To validate the framework’s adaptability, it was recalibrated and applied to Barcelona, a destination with fundamentally different, socially driven tourism pressures. The model proved highly adaptable, recommending a cap of 10 million (16.7% below 2023’s 12 million). This intervention is projected to cut social costs by a significant 20% (index: 0.48) through EUR 168 million in housing and transport upgrades. Crucially, economic viability is maintained, with revenue recovering to EUR 2.5 billion by 2027. Barcelona’s social focus (weight: 0.35) contrasts with Juneau’s environmental priority (0.30266), confirming the model’s flexibility and utility across diverse urban and natural contexts.

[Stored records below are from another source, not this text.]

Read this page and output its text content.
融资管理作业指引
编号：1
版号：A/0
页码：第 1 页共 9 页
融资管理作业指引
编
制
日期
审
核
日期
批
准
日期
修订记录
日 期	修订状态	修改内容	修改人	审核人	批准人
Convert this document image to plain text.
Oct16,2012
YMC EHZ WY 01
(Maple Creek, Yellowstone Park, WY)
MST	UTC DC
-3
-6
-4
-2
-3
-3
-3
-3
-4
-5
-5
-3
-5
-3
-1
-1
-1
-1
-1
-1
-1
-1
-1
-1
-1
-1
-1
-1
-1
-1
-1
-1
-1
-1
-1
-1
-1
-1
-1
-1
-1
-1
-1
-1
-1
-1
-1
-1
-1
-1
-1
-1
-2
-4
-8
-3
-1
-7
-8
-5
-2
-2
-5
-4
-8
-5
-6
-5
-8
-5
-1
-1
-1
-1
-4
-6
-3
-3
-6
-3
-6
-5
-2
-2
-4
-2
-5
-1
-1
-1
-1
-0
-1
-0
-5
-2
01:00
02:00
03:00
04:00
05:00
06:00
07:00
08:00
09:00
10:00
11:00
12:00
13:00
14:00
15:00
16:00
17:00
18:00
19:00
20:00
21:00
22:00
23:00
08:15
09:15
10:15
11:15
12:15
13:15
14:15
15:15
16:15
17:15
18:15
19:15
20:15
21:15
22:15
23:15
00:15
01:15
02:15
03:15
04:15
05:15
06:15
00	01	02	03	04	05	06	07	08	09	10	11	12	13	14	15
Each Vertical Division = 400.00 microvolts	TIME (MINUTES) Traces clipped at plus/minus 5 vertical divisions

Methodologically, the rigor of this model is underpinned by the AHP–entropy weighting method (consistency ratio: 0.021), which balances objective data with expert input to prioritize critical indicators like air quality (weight: 0.1374) in Juneau. However, despite these strengths, the framework’s precision is subject to limitations. Data gaps (e.g., underestimated glacier loss) and the inherent subjectivity of the AHP suggest that future iterations could be enhanced via real-time analytics and dynamic modeling.